Alors, quelqu'un d'autre pourrait prendre la parole, ou nous pourrions tout simplement goûter le silence.

En réalité, le principe de base consiste à harmoniser notre relation avec le monde phénoménale avec notre corps. Cette synchronisation est quelque chose que l'on peut réellement percevoir : on peut voir si quelqu'un est en harmonie avec le monde extérieur à sa façon de se conduire, de boire une tasse de café ou de se passer la main dans les cheveux. Nos gestes manifestent toujours ce que nous vivons par rapport à nous même et à notre environnement. Ils expriment aussi bien l'affection que nous pouvons nous porter que le ressentiment et la colère que nous pouvons ressentir à l'égard de nous-même. Ils signalent aux autre que nous avons un bon rapport avec notre environnement ou bien, au contraire, que ce rapport est mauvais.

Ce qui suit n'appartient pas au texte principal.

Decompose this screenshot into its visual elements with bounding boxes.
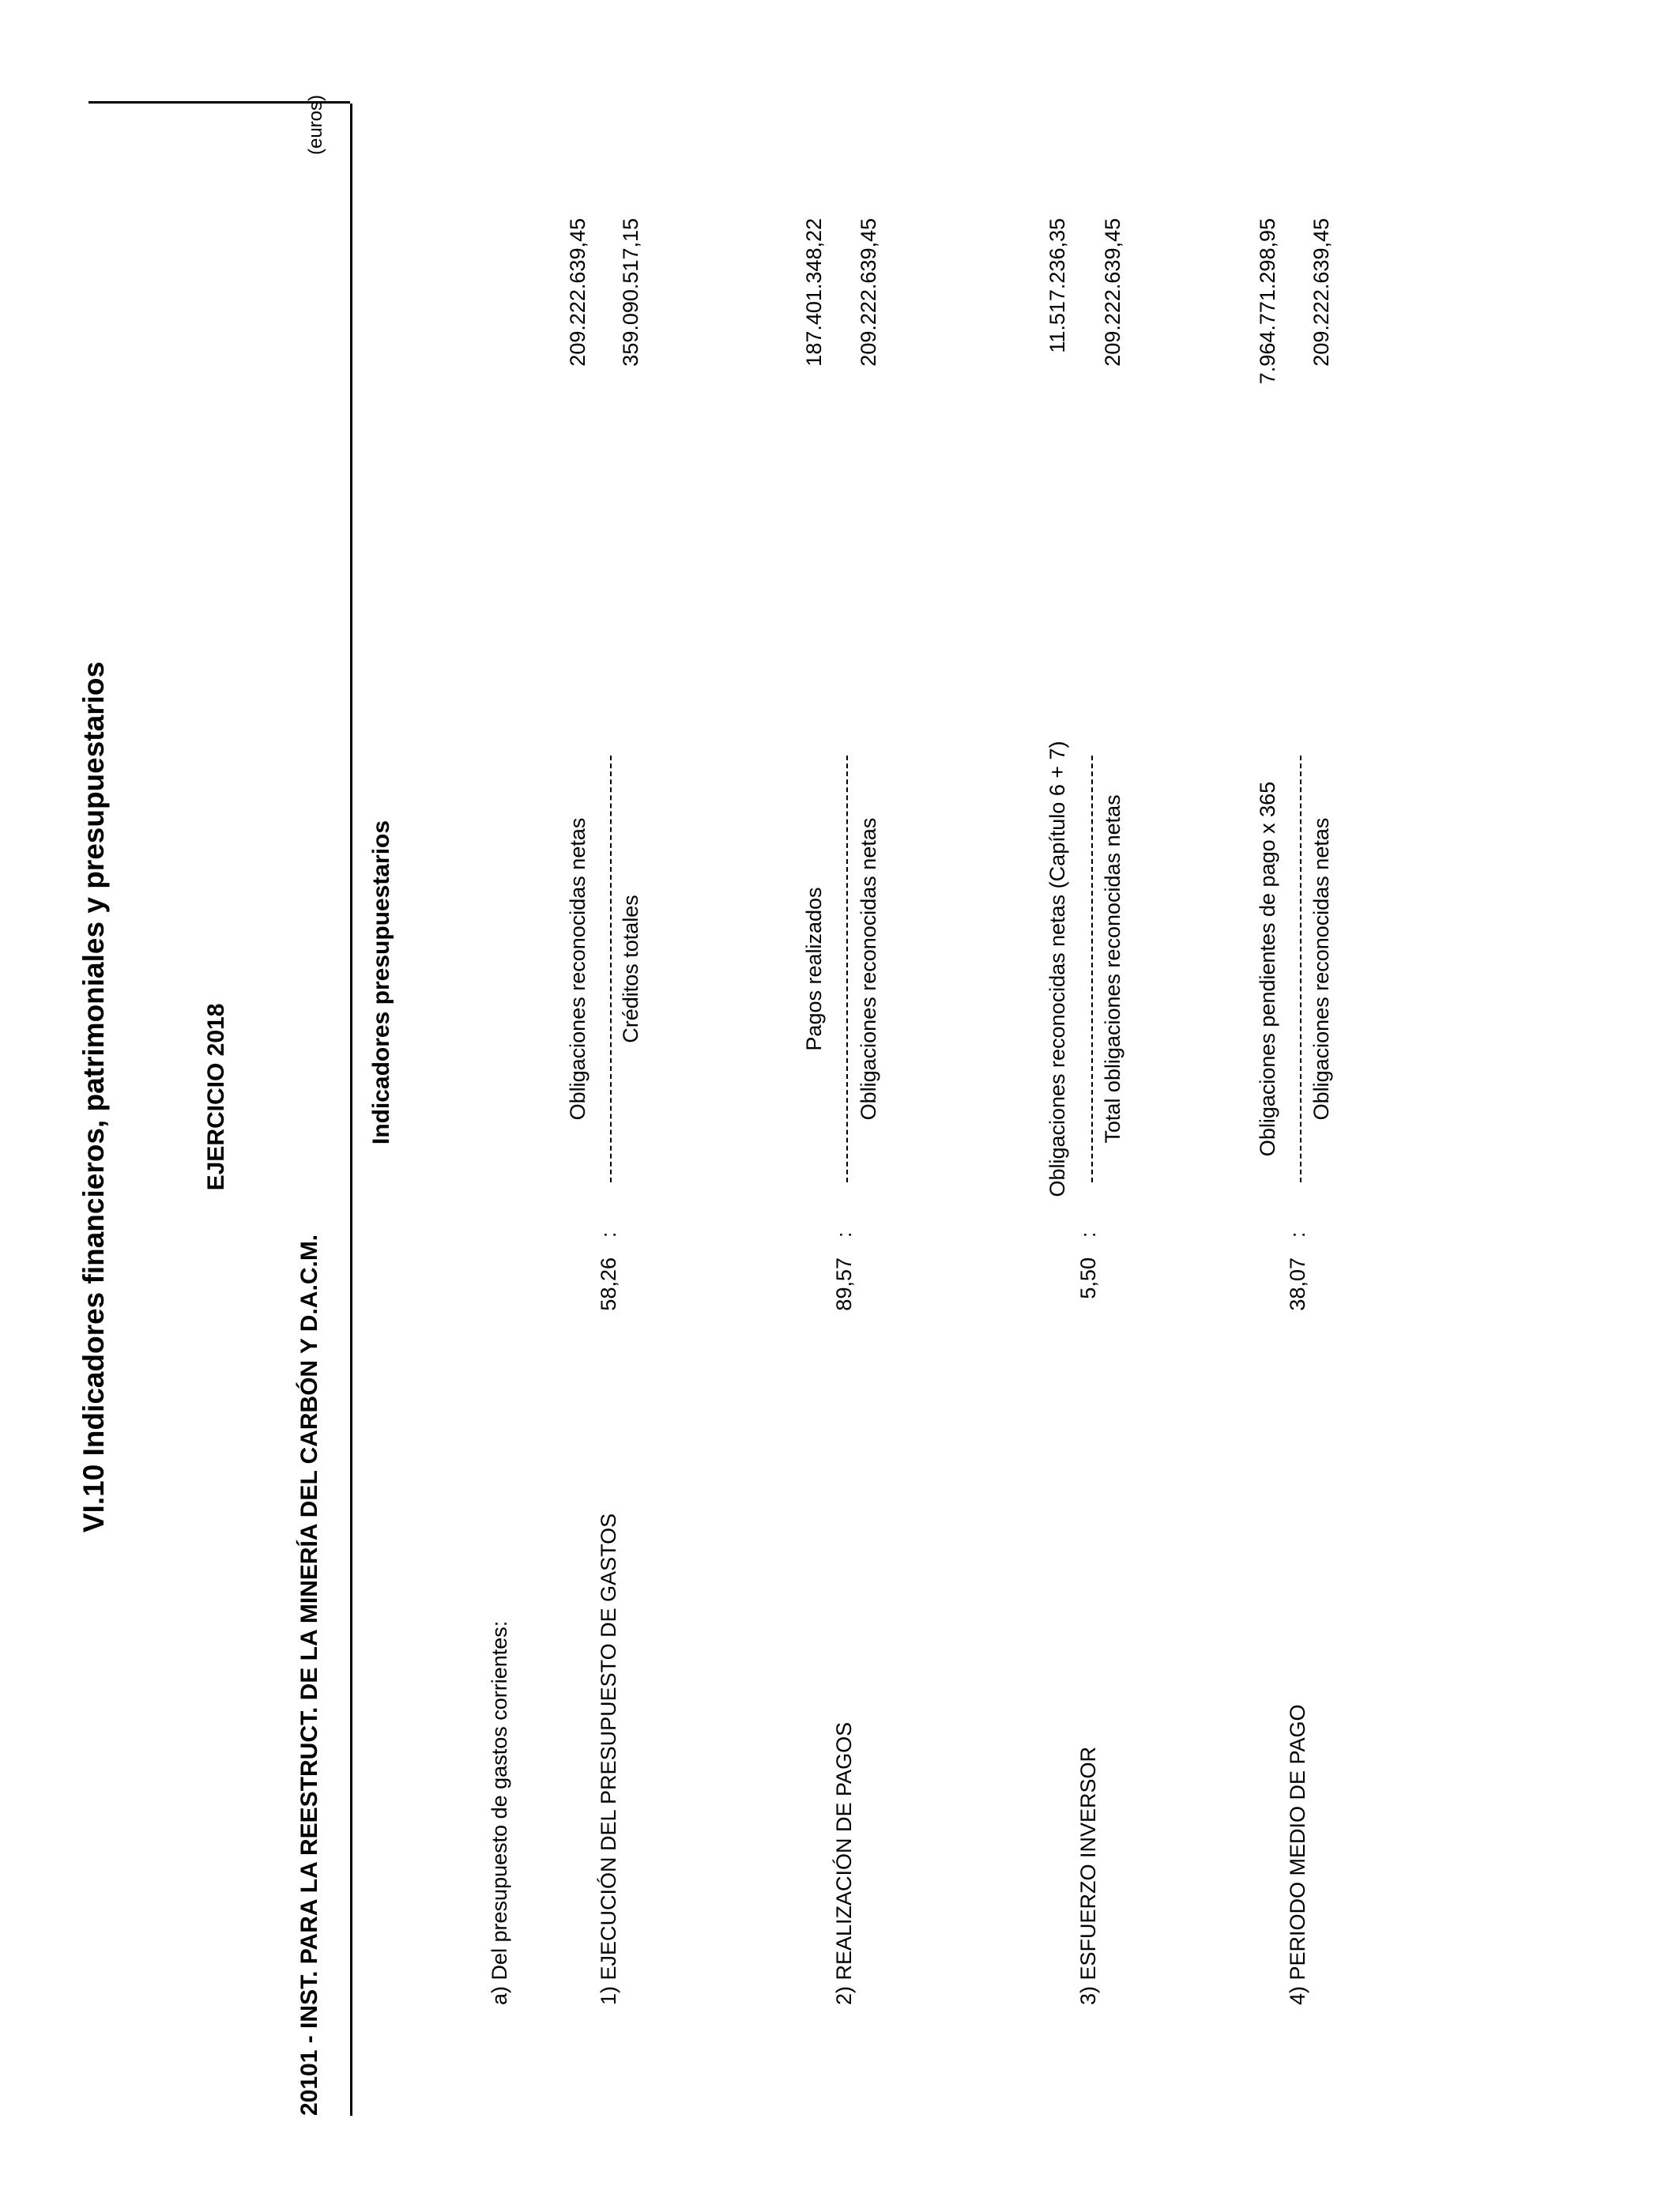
header-rule: [350, 104, 352, 2116]
section-title: Indicadores presupuestarios: [368, 820, 394, 1145]
indicator-value: 58,26: [597, 1257, 620, 1311]
indicator-value: 5,50: [1076, 1257, 1100, 1299]
fiscal-year: EJERCICIO 2018: [203, 1003, 229, 1191]
fraction-line: [1091, 756, 1093, 1182]
fraction-line: [610, 756, 612, 1182]
page-title: VI.10 Indicadores financieros, patrimoniales y presupuestarios: [77, 661, 110, 1533]
subsection-title: a) Del presupuesto de gastos corrientes:: [488, 1620, 511, 2005]
separator: :: [1076, 1231, 1100, 1238]
denominator-value: 209.222.639,45: [1309, 218, 1333, 367]
numerator-label: Pagos realizados: [802, 887, 826, 1051]
indicator-label: 4) PERIODO MEDIO DE PAGO: [1286, 1704, 1309, 2005]
fraction-line: [1300, 756, 1301, 1182]
indicator-value: 89,57: [832, 1257, 856, 1311]
numerator-value: 209.222.639,45: [566, 218, 590, 367]
numerator-label: Obligaciones reconocidas netas (Capítulo 6 + 7): [1045, 741, 1069, 1197]
numerator-value: 11.517.236,35: [1045, 218, 1069, 353]
fraction-line: [846, 756, 848, 1182]
denominator-label: Total obligaciones reconocidas netas: [1101, 794, 1124, 1144]
side-rule: [89, 101, 350, 104]
denominator-label: Créditos totales: [619, 895, 642, 1043]
denominator-label: Obligaciones reconocidas netas: [1309, 817, 1333, 1121]
denominator-label: Obligaciones reconocidas netas: [857, 817, 880, 1121]
units-label: (euros): [305, 94, 326, 155]
indicator-label: 1) EJECUCIÓN DEL PRESUPUESTO DE GASTOS: [597, 1513, 620, 2005]
denominator-value: 209.222.639,45: [1101, 218, 1124, 367]
denominator-value: 209.222.639,45: [857, 218, 880, 367]
separator: :: [832, 1231, 856, 1238]
indicator-label: 2) REALIZACIÓN DE PAGOS: [832, 1721, 856, 2005]
indicator-label: 3) ESFUERZO INVERSOR: [1076, 1746, 1100, 2005]
denominator-value: 359.090.517,15: [619, 218, 642, 367]
separator: :: [597, 1231, 620, 1238]
indicator-value: 38,07: [1286, 1257, 1309, 1311]
entity-name: 20101 - INST. PARA LA REESTRUCT. DE LA MINERÍA DEL CARBÓN Y D.A.C.M.: [296, 1234, 322, 2116]
separator: :: [1286, 1231, 1309, 1238]
numerator-label: Obligaciones reconocidas netas: [566, 817, 590, 1121]
numerator-value: 187.401.348,22: [802, 218, 826, 367]
numerator-label: Obligaciones pendientes de pago x 365: [1256, 781, 1279, 1157]
numerator-value: 7.964.771.298,95: [1256, 218, 1279, 385]
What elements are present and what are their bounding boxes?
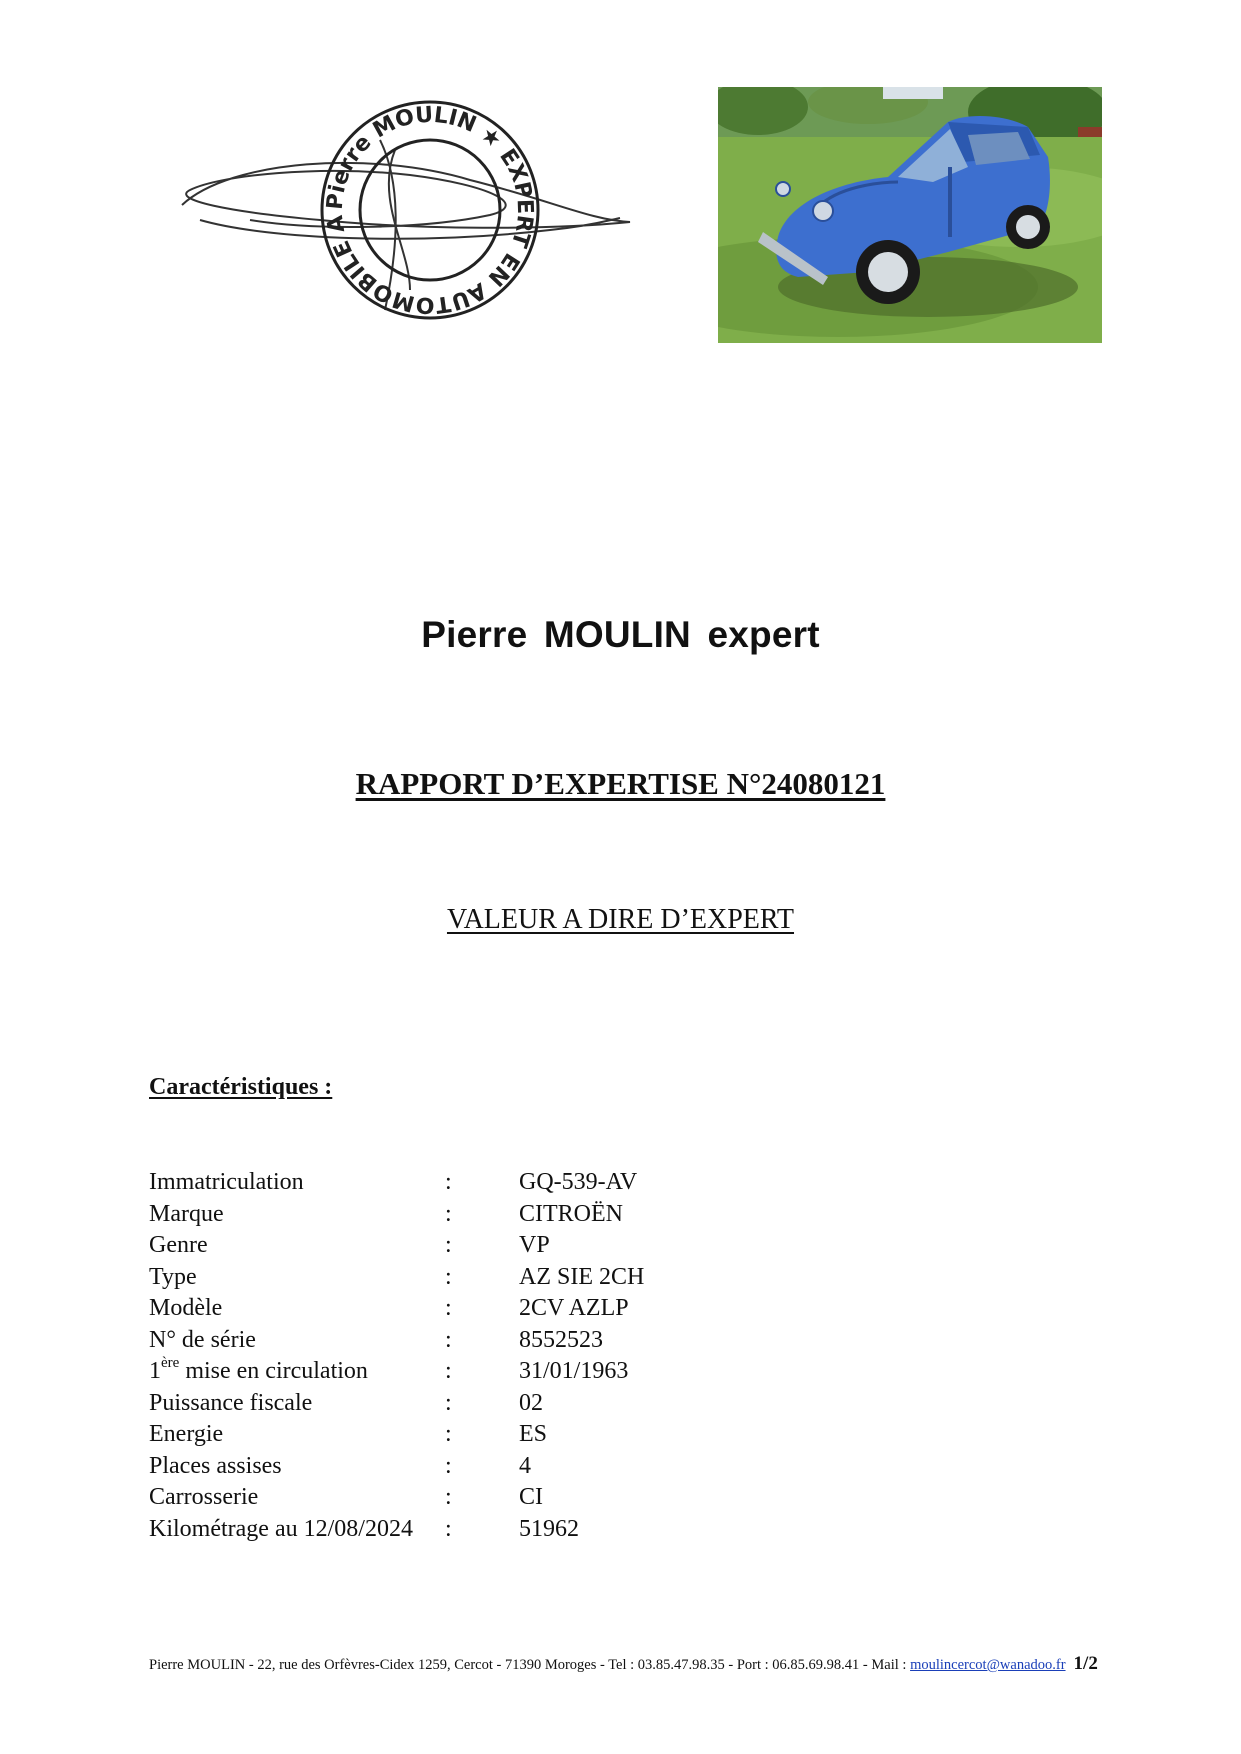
spec-colon: : <box>445 1421 452 1447</box>
spec-label: Places assises <box>149 1452 282 1479</box>
spec-label: Kilométrage au 12/08/2024 <box>149 1515 413 1542</box>
spec-row-numero-serie <box>149 1325 849 1357</box>
signature-stamp-icon <box>170 80 650 340</box>
expert-name-title: Pierre MOULIN expert <box>421 614 820 655</box>
spec-value: 31/01/1963 <box>519 1358 629 1384</box>
spec-label: Puissance fiscale <box>149 1389 313 1416</box>
spec-row-modele <box>149 1293 849 1325</box>
spec-label: Carrosserie <box>149 1484 259 1510</box>
spec-row-genre <box>149 1230 849 1262</box>
footer-contact-text: Pierre MOULIN - 22, rue des Orfèvres-Cidex 1259, Cercot - 71390 Moroges - Tel : 03.85.47.98.35 - Port : 06.85.69.98.41 - Mail : <box>149 1657 911 1673</box>
spec-colon: : <box>445 1515 452 1542</box>
spec-label-superscript: ère <box>161 1355 180 1371</box>
spec-value: 02 <box>519 1389 543 1416</box>
spec-label: Energie <box>149 1421 224 1447</box>
spec-row-type <box>149 1262 849 1294</box>
spec-colon: : <box>445 1169 452 1195</box>
report-title: RAPPORT D’EXPERTISE N°24080121 <box>355 766 886 801</box>
spec-row-carrosserie <box>149 1482 849 1514</box>
spec-value: 51962 <box>519 1515 579 1542</box>
spec-value: 2CV AZLP <box>519 1295 629 1321</box>
characteristics-heading: Caractéristiques : <box>149 1074 333 1100</box>
spec-label: Genre <box>149 1232 208 1258</box>
spec-colon: : <box>445 1295 452 1321</box>
spec-value: CITROËN <box>519 1200 623 1227</box>
spec-value: 8552523 <box>519 1326 603 1353</box>
spec-label <box>149 1356 445 1388</box>
page-number: 1/2 <box>1073 1653 1098 1674</box>
spec-value: ES <box>519 1421 548 1447</box>
footer-email-link[interactable]: moulincercot@wanadoo.fr <box>910 1657 1066 1673</box>
report-subtitle: VALEUR A DIRE D’EXPERT <box>446 904 795 935</box>
spec-value: VP <box>519 1232 550 1258</box>
spec-value: GQ-539-AV <box>519 1169 638 1195</box>
spec-colon: : <box>445 1484 452 1510</box>
spec-row-immatriculation <box>149 1167 849 1199</box>
car-photo <box>718 87 1102 343</box>
stamp-ring-text: Pierre MOULIN ★ EXPERT EN AUTOMOBILE A <box>322 102 538 318</box>
spec-label: Marque <box>149 1200 224 1227</box>
spec-row-marque <box>149 1199 849 1231</box>
spec-colon: : <box>445 1358 452 1384</box>
spec-value: AZ SIE 2CH <box>519 1263 645 1290</box>
spec-colon: : <box>445 1326 452 1353</box>
spec-row-puissance-fiscale <box>149 1388 849 1420</box>
spec-label-text: mise en circulation <box>179 1358 368 1384</box>
spec-row-mise-en-circulation <box>149 1356 849 1388</box>
spec-value: CI <box>519 1484 543 1510</box>
spec-label-prefix: 1 <box>149 1358 161 1384</box>
spec-value: 4 <box>519 1452 531 1479</box>
expert-stamp <box>170 80 650 340</box>
spec-colon: : <box>445 1389 452 1416</box>
characteristics-list <box>149 1167 849 1545</box>
spec-colon: : <box>445 1232 452 1258</box>
spec-colon: : <box>445 1452 452 1479</box>
spec-row-energie <box>149 1419 849 1451</box>
spec-label: Modèle <box>149 1295 223 1321</box>
spec-label: Type <box>149 1263 197 1290</box>
spec-label: Immatriculation <box>149 1169 304 1195</box>
page-footer <box>149 1653 1099 1675</box>
spec-row-kilometrage <box>149 1514 849 1546</box>
spec-colon: : <box>445 1263 452 1290</box>
spec-label: N° de série <box>149 1326 256 1353</box>
car-photo-icon <box>718 87 1102 343</box>
spec-row-places-assises <box>149 1451 849 1483</box>
spec-colon: : <box>445 1200 452 1227</box>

Le Monde externe et nous !

Finalement, la magie n'est complète que si nous intégrons la magie du monde extérieur et celle de notre corps. Ayant créé un espace sacré autour de nous et synchronisé splendidement notre corps avec cet espace sacré, nous sommes en mesure de provoquer dans notre état d'esprit une vigilance très forte, une extraordinaire immédiateté. C'est l'expérience du "lâcher-prise". Elle donne une sensation extrêmement puissante de vivre l'instant présent. On est jamais ballotté par la confusion de la vie, par l'exaltation et la dépression. Nous pouvons nous accommoder de tout ce qui se présente à notre état d'esprit, sans problème ni hésitation. Cet état d'esprit est exempt de bavardage mental, dénué d'hésitation et d'incrédulité.

Cet état d'esprit peut relier l'immensité de la sagesse primordiale, de la sagesse des traditions du passé jusqu'aux réalités de la vie contemporaine.